Governments around the world are comparing the fight against the pandemic to war, and whether or not you agree with the metaphor, Pope Francis and the Vatican do face a “warlike” situation. Italy is in lockdown, the rites of Holy Week and the Easter liturgy will be celebrated without people present, and a papal trip to Malta planned for May has been postponed indefinitely. Indeed, for the first time since 1979, there may be no papal trips for an entire year. Francis himself now even uses the word “caged” to describe the effect of the limitations imposed on him. And yet, over the last two centuries, several of Francis’s predecessors have faced similar conditions.
During the pontificate of Pius IX (1846–1878), for example, the government of the Papal States was temporarily replaced by a short-lived republican government in Rome, following the flight of the pope to the southern city of Gaeta, in the territory of the Kingdom of the Two Sicilies from 1848 to 1850. This coincided with the end of the short liberal phase of the then-new pope, who in a reactionary turn adopted anti-modern social and political teachings. It arguably led, at least indirectly, to the formation of modern Italy and, as one of the unintended consequences of the Vatican Council of 1869–1870, to an ideologically anti-modern but bureaucratically modernized papacy. The council was interrupted by the invasion of Rome by the Italian army and the collapse of the Papal States in September 1870, and that was the beginning of a long reclusion of the pope, who now saw himself as a “prisoner in the Vatican.”
The pontificate of Benedict XV (1914–1922) was tested by World War I, which began right before his election in September 1914. His interpretation of the role of the papacy and of the Holy See in that unprecedented conflict served as the origin of the modern teaching of the church as engaged in working for peace, as well as on the neutrality and diplomacy of the Holy See, and on multilateralism, international institutions, and nationalism. The collapse of the empires following the end of the war led to a rethinking of the relationship between colonialism and the missionary activity of the church (in the encyclical Maximum illud of 1919).

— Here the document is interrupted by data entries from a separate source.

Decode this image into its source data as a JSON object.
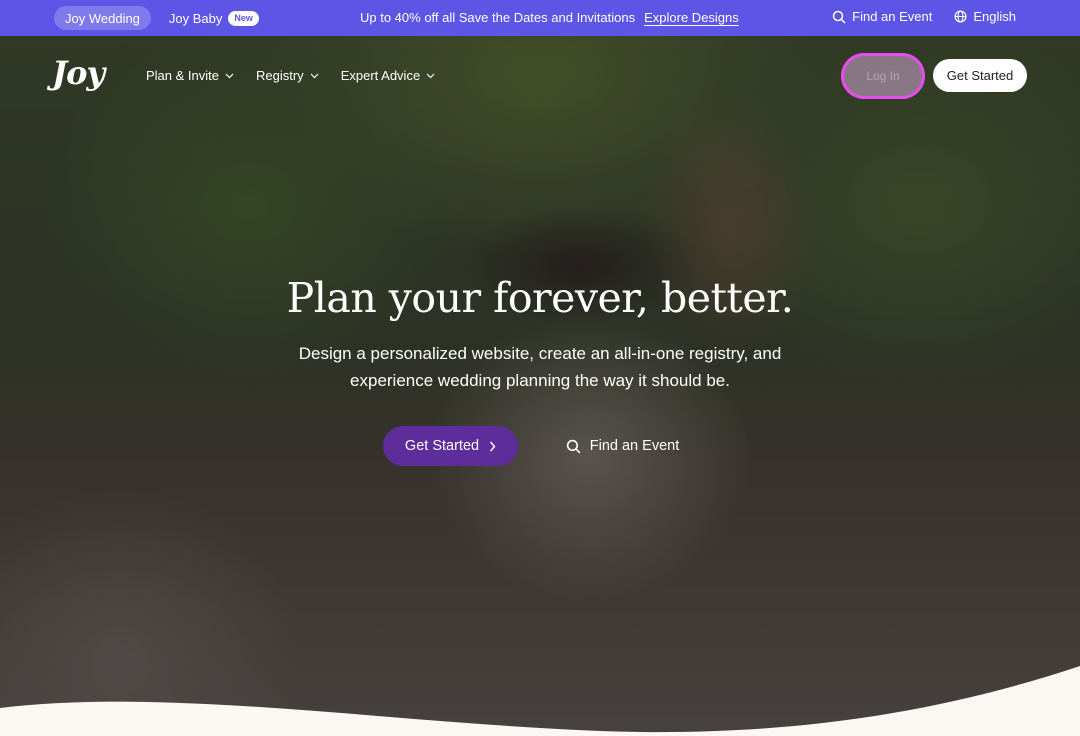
{
  "topbar": {
    "tabs": [
      {
        "label": "Joy Wedding",
        "active": true
      },
      {
        "label": "Joy Baby",
        "badge": "New"
      }
    ],
    "promo_text": "Up to 40% off all Save the Dates and Invitations",
    "promo_link": "Explore Designs",
    "find_event": "Find an Event",
    "language": "English",
    "bg_color": "#5c55e6"
  },
  "nav": {
    "logo": "Joy",
    "items": [
      {
        "label": "Plan & Invite"
      },
      {
        "label": "Registry"
      },
      {
        "label": "Expert Advice"
      }
    ],
    "login": "Log In",
    "get_started": "Get Started"
  },
  "hero": {
    "headline": "Plan your forever, better.",
    "subheadline": "Design a personalized website, create an all-in-one registry, and experience wedding planning the way it should be.",
    "primary_cta": "Get Started",
    "secondary_cta": "Find an Event",
    "primary_color": "#5c2d9b"
  },
  "icons": {
    "search": "search-icon",
    "globe": "globe-icon",
    "chevron": "chevron-down-icon",
    "chevron_right": "chevron-right-icon"
  }
}
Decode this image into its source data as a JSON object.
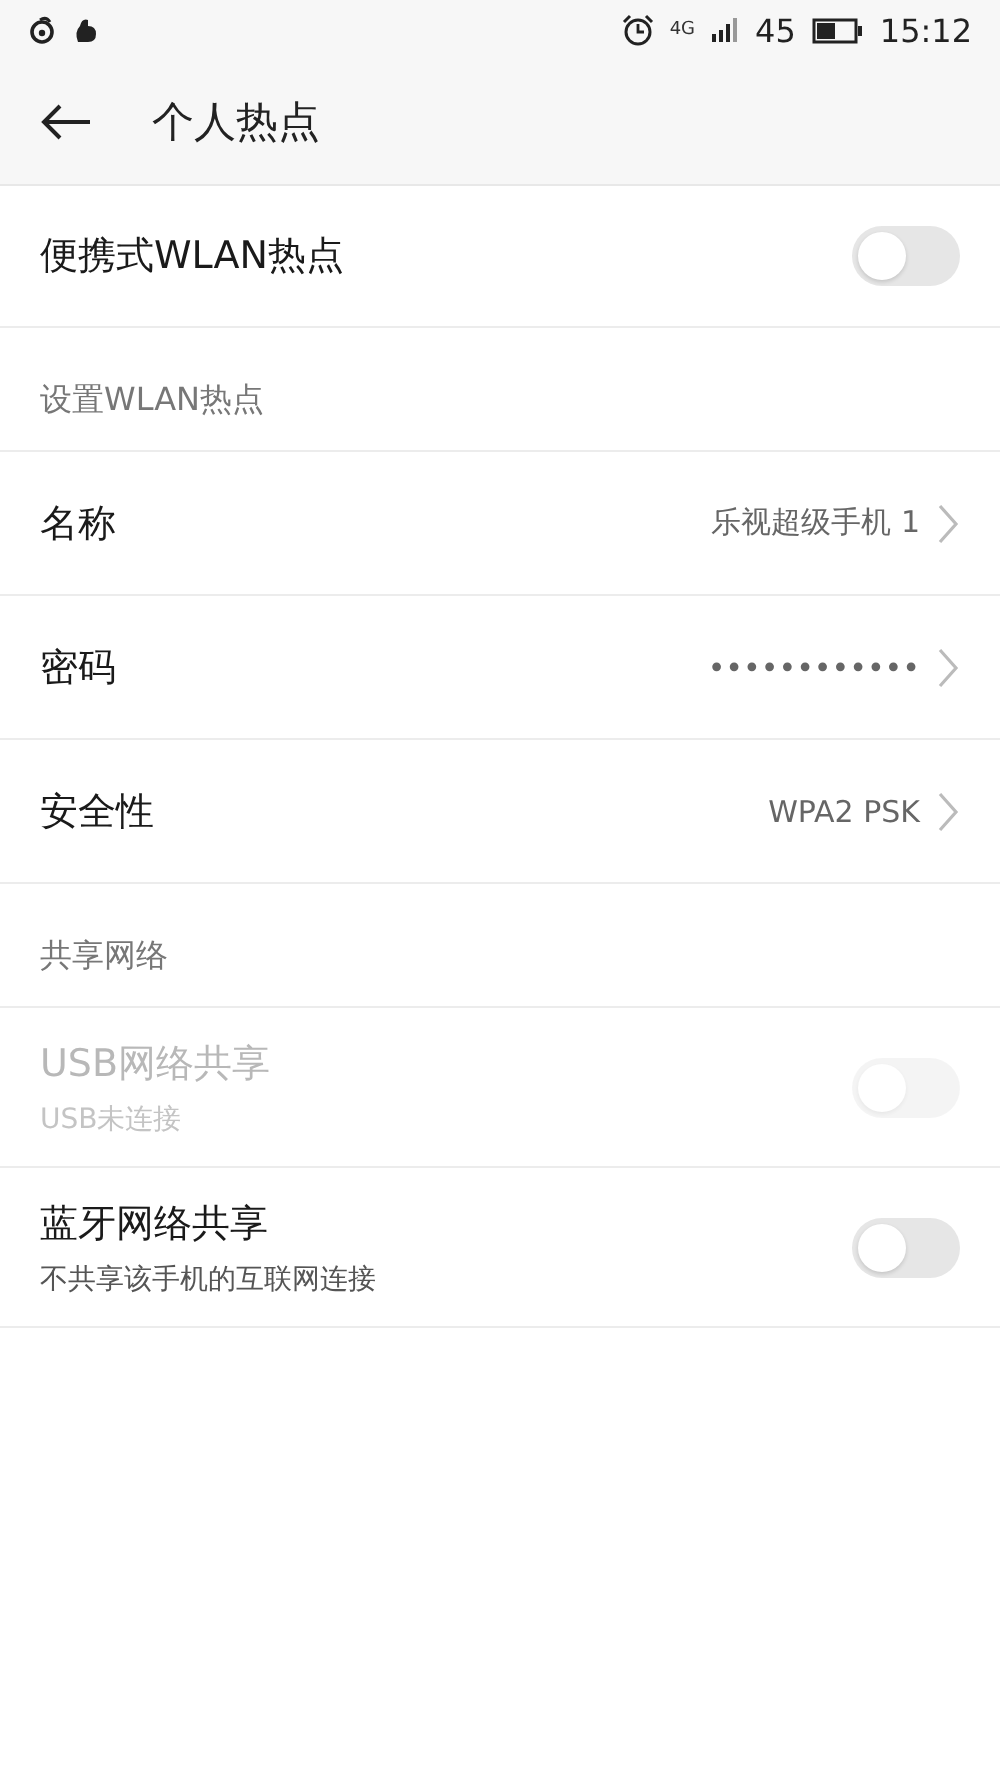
{
  "status_bar": {
    "network": "4G",
    "battery": "45",
    "time": "15:12"
  },
  "header": {
    "title": "个人热点"
  },
  "items": [
    {
      "kind": "toggle",
      "label": "便携式WLAN热点",
      "on": false,
      "disabled": false
    },
    {
      "kind": "section",
      "label": "设置WLAN热点"
    },
    {
      "kind": "link",
      "label": "名称",
      "value": "乐视超级手机 1"
    },
    {
      "kind": "link",
      "label": "密码",
      "value": "••••••••••••"
    },
    {
      "kind": "link",
      "label": "安全性",
      "value": "WPA2 PSK"
    },
    {
      "kind": "section",
      "label": "共享网络"
    },
    {
      "kind": "toggle",
      "label": "USB网络共享",
      "subtitle": "USB未连接",
      "on": false,
      "disabled": true
    },
    {
      "kind": "toggle",
      "label": "蓝牙网络共享",
      "subtitle": "不共享该手机的互联网连接",
      "on": false,
      "disabled": false
    }
  ]
}
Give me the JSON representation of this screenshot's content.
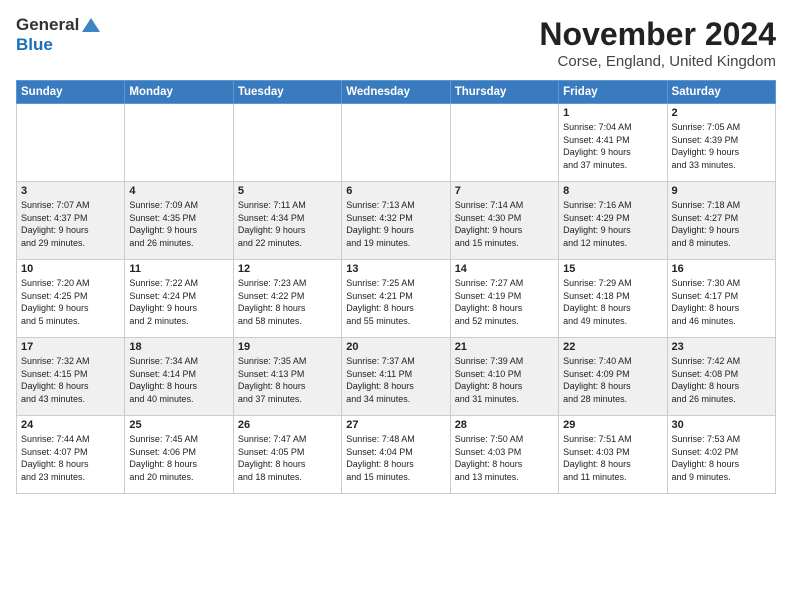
{
  "header": {
    "logo_general": "General",
    "logo_blue": "Blue",
    "title": "November 2024",
    "subtitle": "Corse, England, United Kingdom"
  },
  "weekdays": [
    "Sunday",
    "Monday",
    "Tuesday",
    "Wednesday",
    "Thursday",
    "Friday",
    "Saturday"
  ],
  "weeks": [
    [
      {
        "day": "",
        "info": ""
      },
      {
        "day": "",
        "info": ""
      },
      {
        "day": "",
        "info": ""
      },
      {
        "day": "",
        "info": ""
      },
      {
        "day": "",
        "info": ""
      },
      {
        "day": "1",
        "info": "Sunrise: 7:04 AM\nSunset: 4:41 PM\nDaylight: 9 hours\nand 37 minutes."
      },
      {
        "day": "2",
        "info": "Sunrise: 7:05 AM\nSunset: 4:39 PM\nDaylight: 9 hours\nand 33 minutes."
      }
    ],
    [
      {
        "day": "3",
        "info": "Sunrise: 7:07 AM\nSunset: 4:37 PM\nDaylight: 9 hours\nand 29 minutes."
      },
      {
        "day": "4",
        "info": "Sunrise: 7:09 AM\nSunset: 4:35 PM\nDaylight: 9 hours\nand 26 minutes."
      },
      {
        "day": "5",
        "info": "Sunrise: 7:11 AM\nSunset: 4:34 PM\nDaylight: 9 hours\nand 22 minutes."
      },
      {
        "day": "6",
        "info": "Sunrise: 7:13 AM\nSunset: 4:32 PM\nDaylight: 9 hours\nand 19 minutes."
      },
      {
        "day": "7",
        "info": "Sunrise: 7:14 AM\nSunset: 4:30 PM\nDaylight: 9 hours\nand 15 minutes."
      },
      {
        "day": "8",
        "info": "Sunrise: 7:16 AM\nSunset: 4:29 PM\nDaylight: 9 hours\nand 12 minutes."
      },
      {
        "day": "9",
        "info": "Sunrise: 7:18 AM\nSunset: 4:27 PM\nDaylight: 9 hours\nand 8 minutes."
      }
    ],
    [
      {
        "day": "10",
        "info": "Sunrise: 7:20 AM\nSunset: 4:25 PM\nDaylight: 9 hours\nand 5 minutes."
      },
      {
        "day": "11",
        "info": "Sunrise: 7:22 AM\nSunset: 4:24 PM\nDaylight: 9 hours\nand 2 minutes."
      },
      {
        "day": "12",
        "info": "Sunrise: 7:23 AM\nSunset: 4:22 PM\nDaylight: 8 hours\nand 58 minutes."
      },
      {
        "day": "13",
        "info": "Sunrise: 7:25 AM\nSunset: 4:21 PM\nDaylight: 8 hours\nand 55 minutes."
      },
      {
        "day": "14",
        "info": "Sunrise: 7:27 AM\nSunset: 4:19 PM\nDaylight: 8 hours\nand 52 minutes."
      },
      {
        "day": "15",
        "info": "Sunrise: 7:29 AM\nSunset: 4:18 PM\nDaylight: 8 hours\nand 49 minutes."
      },
      {
        "day": "16",
        "info": "Sunrise: 7:30 AM\nSunset: 4:17 PM\nDaylight: 8 hours\nand 46 minutes."
      }
    ],
    [
      {
        "day": "17",
        "info": "Sunrise: 7:32 AM\nSunset: 4:15 PM\nDaylight: 8 hours\nand 43 minutes."
      },
      {
        "day": "18",
        "info": "Sunrise: 7:34 AM\nSunset: 4:14 PM\nDaylight: 8 hours\nand 40 minutes."
      },
      {
        "day": "19",
        "info": "Sunrise: 7:35 AM\nSunset: 4:13 PM\nDaylight: 8 hours\nand 37 minutes."
      },
      {
        "day": "20",
        "info": "Sunrise: 7:37 AM\nSunset: 4:11 PM\nDaylight: 8 hours\nand 34 minutes."
      },
      {
        "day": "21",
        "info": "Sunrise: 7:39 AM\nSunset: 4:10 PM\nDaylight: 8 hours\nand 31 minutes."
      },
      {
        "day": "22",
        "info": "Sunrise: 7:40 AM\nSunset: 4:09 PM\nDaylight: 8 hours\nand 28 minutes."
      },
      {
        "day": "23",
        "info": "Sunrise: 7:42 AM\nSunset: 4:08 PM\nDaylight: 8 hours\nand 26 minutes."
      }
    ],
    [
      {
        "day": "24",
        "info": "Sunrise: 7:44 AM\nSunset: 4:07 PM\nDaylight: 8 hours\nand 23 minutes."
      },
      {
        "day": "25",
        "info": "Sunrise: 7:45 AM\nSunset: 4:06 PM\nDaylight: 8 hours\nand 20 minutes."
      },
      {
        "day": "26",
        "info": "Sunrise: 7:47 AM\nSunset: 4:05 PM\nDaylight: 8 hours\nand 18 minutes."
      },
      {
        "day": "27",
        "info": "Sunrise: 7:48 AM\nSunset: 4:04 PM\nDaylight: 8 hours\nand 15 minutes."
      },
      {
        "day": "28",
        "info": "Sunrise: 7:50 AM\nSunset: 4:03 PM\nDaylight: 8 hours\nand 13 minutes."
      },
      {
        "day": "29",
        "info": "Sunrise: 7:51 AM\nSunset: 4:03 PM\nDaylight: 8 hours\nand 11 minutes."
      },
      {
        "day": "30",
        "info": "Sunrise: 7:53 AM\nSunset: 4:02 PM\nDaylight: 8 hours\nand 9 minutes."
      }
    ]
  ]
}
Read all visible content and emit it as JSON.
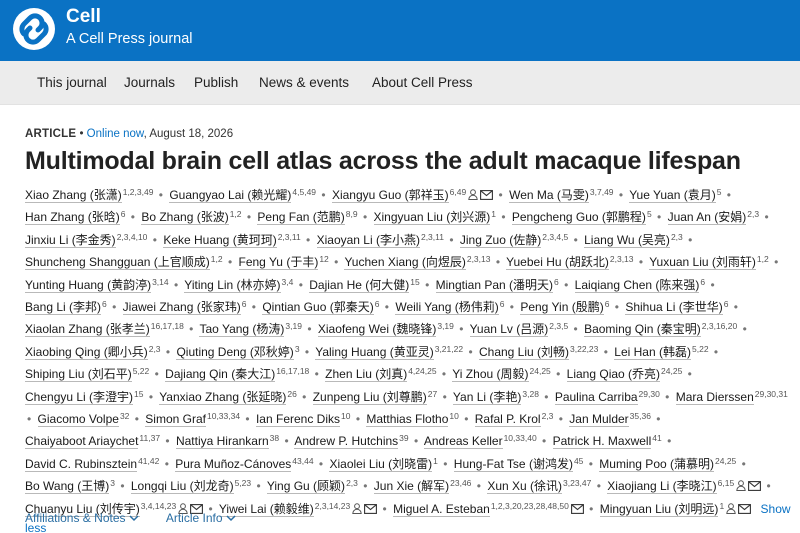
{
  "header": {
    "brand_name": "Cell",
    "brand_sub": "A Cell Press journal"
  },
  "nav": {
    "items": [
      "This journal",
      "Journals",
      "Publish",
      "News & events",
      "About Cell Press"
    ]
  },
  "article": {
    "type_label": "ARTICLE",
    "online": "Online now",
    "date": ", August 18, 2026",
    "title": "Multimodal brain cell atlas across the adult macaque lifespan"
  },
  "authors": [
    {
      "name": "Xiao Zhang (张潇)",
      "sup": "1,2,3,49"
    },
    {
      "name": "Guangyao Lai (赖光耀)",
      "sup": "4,5,49"
    },
    {
      "name": "Xiangyu Guo (郭祥玉)",
      "sup": "6,49",
      "person": true,
      "email": true
    },
    {
      "name": "Wen Ma (马雯)",
      "sup": "3,7,49"
    },
    {
      "name": "Yue Yuan (袁月)",
      "sup": "5"
    },
    {
      "name": "Han Zhang (张晗)",
      "sup": "6"
    },
    {
      "name": "Bo Zhang (张波)",
      "sup": "1,2"
    },
    {
      "name": "Peng Fan (范鹏)",
      "sup": "8,9"
    },
    {
      "name": "Xingyuan Liu (刘兴源)",
      "sup": "1"
    },
    {
      "name": "Pengcheng Guo (郭鹏程)",
      "sup": "5"
    },
    {
      "name": "Juan An (安娟)",
      "sup": "2,3"
    },
    {
      "name": "Jinxiu Li (李金秀)",
      "sup": "2,3,4,10"
    },
    {
      "name": "Keke Huang (黄珂珂)",
      "sup": "2,3,11"
    },
    {
      "name": "Xiaoyan Li (李小燕)",
      "sup": "2,3,11"
    },
    {
      "name": "Jing Zuo (佐静)",
      "sup": "2,3,4,5"
    },
    {
      "name": "Liang Wu (吴亮)",
      "sup": "2,3"
    },
    {
      "name": "Shuncheng Shangguan (上官顺成)",
      "sup": "1,2"
    },
    {
      "name": "Feng Yu (于丰)",
      "sup": "12"
    },
    {
      "name": "Yuchen Xiang (向煜辰)",
      "sup": "2,3,13"
    },
    {
      "name": "Yuebei Hu (胡跃北)",
      "sup": "2,3,13"
    },
    {
      "name": "Yuxuan Liu (刘雨轩)",
      "sup": "1,2"
    },
    {
      "name": "Yunting Huang (黄韵渟)",
      "sup": "3,14"
    },
    {
      "name": "Yiting Lin (林亦婷)",
      "sup": "3,4"
    },
    {
      "name": "Dajian He (何大健)",
      "sup": "15"
    },
    {
      "name": "Mingtian Pan (潘明天)",
      "sup": "6"
    },
    {
      "name": "Laiqiang Chen (陈来强)",
      "sup": "6"
    },
    {
      "name": "Bang Li (李邦)",
      "sup": "6"
    },
    {
      "name": "Jiawei Zhang (张家玮)",
      "sup": "6"
    },
    {
      "name": "Qintian Guo (郭秦天)",
      "sup": "6"
    },
    {
      "name": "Weili Yang (杨伟莉)",
      "sup": "6"
    },
    {
      "name": "Peng Yin (殷鹏)",
      "sup": "6"
    },
    {
      "name": "Shihua Li (李世华)",
      "sup": "6"
    },
    {
      "name": "Xiaolan Zhang (张孝兰)",
      "sup": "16,17,18"
    },
    {
      "name": "Tao Yang (杨涛)",
      "sup": "3,19"
    },
    {
      "name": "Xiaofeng Wei (魏晓锋)",
      "sup": "3,19"
    },
    {
      "name": "Yuan Lv (吕源)",
      "sup": "2,3,5"
    },
    {
      "name": "Baoming Qin (秦宝明)",
      "sup": "2,3,16,20"
    },
    {
      "name": "Xiaobing Qing (卿小兵)",
      "sup": "2,3"
    },
    {
      "name": "Qiuting Deng (邓秋婷)",
      "sup": "3"
    },
    {
      "name": "Yaling Huang (黄亚灵)",
      "sup": "3,21,22"
    },
    {
      "name": "Chang Liu (刘畅)",
      "sup": "3,22,23"
    },
    {
      "name": "Lei Han (韩磊)",
      "sup": "5,22"
    },
    {
      "name": "Shiping Liu (刘石平)",
      "sup": "5,22"
    },
    {
      "name": "Dajiang Qin (秦大江)",
      "sup": "16,17,18"
    },
    {
      "name": "Zhen Liu (刘真)",
      "sup": "4,24,25"
    },
    {
      "name": "Yi Zhou (周毅)",
      "sup": "24,25"
    },
    {
      "name": "Liang Qiao (乔亮)",
      "sup": "24,25"
    },
    {
      "name": "Chengyu Li (李澄宇)",
      "sup": "15"
    },
    {
      "name": "Yanxiao Zhang (张延晓)",
      "sup": "26"
    },
    {
      "name": "Zunpeng Liu (刘尊鹏)",
      "sup": "27"
    },
    {
      "name": "Yan Li (李艳)",
      "sup": "3,28"
    },
    {
      "name": "Paulina Carriba",
      "sup": "29,30"
    },
    {
      "name": "Mara Dierssen",
      "sup": "29,30,31"
    },
    {
      "name": "Giacomo Volpe",
      "sup": "32"
    },
    {
      "name": "Simon Graf",
      "sup": "10,33,34"
    },
    {
      "name": "Ian Ferenc Diks",
      "sup": "10"
    },
    {
      "name": "Matthias Flotho",
      "sup": "10"
    },
    {
      "name": "Rafal P. Krol",
      "sup": "2,3"
    },
    {
      "name": "Jan Mulder",
      "sup": "35,36"
    },
    {
      "name": "Chaiyaboot Ariaychet",
      "sup": "11,37"
    },
    {
      "name": "Nattiya Hirankarn",
      "sup": "38"
    },
    {
      "name": "Andrew P. Hutchins",
      "sup": "39"
    },
    {
      "name": "Andreas Keller",
      "sup": "10,33,40"
    },
    {
      "name": "Patrick H. Maxwell",
      "sup": "41"
    },
    {
      "name": "David C. Rubinsztein",
      "sup": "41,42"
    },
    {
      "name": "Pura Muñoz-Cánoves",
      "sup": "43,44"
    },
    {
      "name": "Xiaolei Liu (刘晓雷)",
      "sup": "1"
    },
    {
      "name": "Hung-Fat Tse (谢鸿发)",
      "sup": "45"
    },
    {
      "name": "Muming Poo (蒲慕明)",
      "sup": "24,25"
    },
    {
      "name": "Bo Wang (王博)",
      "sup": "3"
    },
    {
      "name": "Longqi Liu (刘龙奇)",
      "sup": "5,23"
    },
    {
      "name": "Ying Gu (顾颖)",
      "sup": "2,3"
    },
    {
      "name": "Jun Xie (解军)",
      "sup": "23,46"
    },
    {
      "name": "Xun Xu (徐讯)",
      "sup": "3,23,47"
    },
    {
      "name": "Xiaojiang Li (李晓江)",
      "sup": "6,15",
      "person": true,
      "email": true
    },
    {
      "name": "Chuanyu Liu (刘传宇)",
      "sup": "3,4,14,23",
      "person": true,
      "email": true
    },
    {
      "name": "Yiwei Lai (赖毅维)",
      "sup": "2,3,14,23",
      "person": true,
      "email": true
    },
    {
      "name": "Miguel A. Esteban",
      "sup": "1,2,3,20,23,28,48,50",
      "email": true
    },
    {
      "name": "Mingyuan Liu (刘明远)",
      "sup": "1",
      "person": true,
      "email": true
    }
  ],
  "show_less": "Show less",
  "tabs": [
    "Affiliations & Notes",
    "Article Info"
  ],
  "colors": {
    "brand": "#0a72c4",
    "link": "#2a6ea3"
  },
  "icons": [
    "cell-logo-icon",
    "person-icon",
    "email-icon",
    "chevron-down-icon"
  ]
}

The pontificate of Pius XII (1939–1958), of course, is still largely to be explored by historians (his archives, opened on March 2, are now closed again because of the pandemic). But it’s well known that World War II threatened the papacy and the Vatican in a very particular way. Mussolini, who received the political backing of the Vatican and the Italian Catholic Church during his rise to power in the 1920s, incurred the wrath of the ecclesial establishment after allying with Hitler, which put the pope in danger. The war and the Holocaust tested Pius XII as a diplomat and as a pastor, but also as a theologian. His silence on the Holocaust, both during and after the war, of course remains the most politically and theologically controversial aspect of his papacy.
War also shaped the pontificate of John XXIII (1958–1963). In serving as a military chaplain during World War I, Angelo Giuseppe Roncalli was able to encounter people of other faiths—non-Catholic Christians, Jews, and Muslims. He wasn’t a pacifist, but he clearly rejected the rhetoric of war and did not (as other priests did) become absorbed by nationalist-religious propaganda. Then, as a papal diplomat in Turkey during World War II, he was instrumental in aiding the flight of thousands of Jews from Eastern Europe toward the future state of Israel. He became pope at the height of the Cold War, and in its most dangerous moment—the Cuban Missile Crisis of October 1962—he intervened directly with both President John F. Kennedy and Secretary General Nikita Khrushchev. Months later, in April 1963, he published his last encyclical on peace and human rights, Pacem in terris, one of the most consequential papal teachings ever.
The papacy, institutionally situated within the headquarters of the Vatican, is afforded a kind of physical immunity from what happens beyond its walls. Yet sovereignty isn’t a shield against pandemic. Crises like these tend to have an effect on popes as human beings, and on the papacy as institution. We can already see it beginning to happen.